Biopharmaceutics and Pharmacokinetics is a vital pharmaceutical subject that explains how a drug behaves inside the body and how the body, in turn, affects the drug. It connects formulation science with clinical outcomes by showing how factors like dosage form, route of administration, and physiology influence drug action.

Instead of focusing only on drug composition, this subject helps you understand the journey of a drug from administration to elimination, making it essential for designing effective and safe therapies.

These notes will help you grasp important concepts such as:

  • Introduction to Biopharmaceutics
    Understanding the relationship between drug formulation and its availability at the site of action.
  • Drug Absorption Mechanisms
    How drugs cross biological membranes and the factors affecting their absorption in the body.
  • Distribution of Drugs
    Movement of drugs through blood and tissues, including protein binding and tissue affinity.
  • Drug Metabolism (Biotransformation)
    Chemical changes drugs undergo in the body, mainly in the liver, affecting their activity and duration.
  • Drug Excretion
    Elimination of drugs through kidneys and other routes, influencing drug clearance.
  • Pharmacokinetic Models
    Study of compartment models and how drug concentration changes over time.
  • Bioavailability and Bioequivalence
    Measuring the extent and rate at which a drug reaches systemic circulation and comparing different formulations.
  • Dosage Regimen Design
    Understanding half-life, clearance, and volume of distribution to determine appropriate dosing schedules.

Frequently Asked Questions (FAQ)

Biopharmaceutics studies how a drug’s physicochemical properties and dosage form affect its absorption into the body. Pharmacokinetics studies what the body does to the drug after absorption — how it is distributed, metabolised, and excreted, using mathematical models and equations to quantify these processes.

ADME stands for Absorption, Distribution, Metabolism, and Excretion — the four fundamental processes that determine a drug’s concentration and effect in the body over time. These form the core of both biopharmaceutics and pharmacokinetics, covered in Units 1 and 2.

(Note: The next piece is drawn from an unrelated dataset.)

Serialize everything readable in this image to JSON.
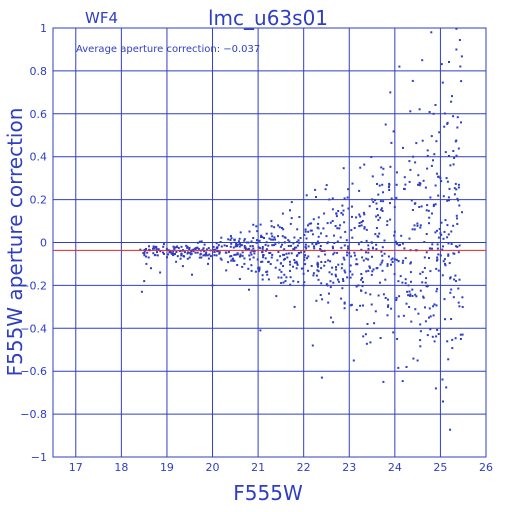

Bioavailability is the fraction of an administered drug dose that reaches systemic circulation in unchanged form. It is critical because it determines how much of the dose actually reaches the target site. Absolute bioavailability compares a drug formulation against intravenous administration; relative bioavailability compares two non-IV formulations.

The one-compartment model assumes the body acts as a single homogeneous compartment where the drug distributes instantly and uniformly. It is the simplest PK model and is used when drug concentration in plasma declines in a single log-linear phase after administration. Covered in detail in Unit 3.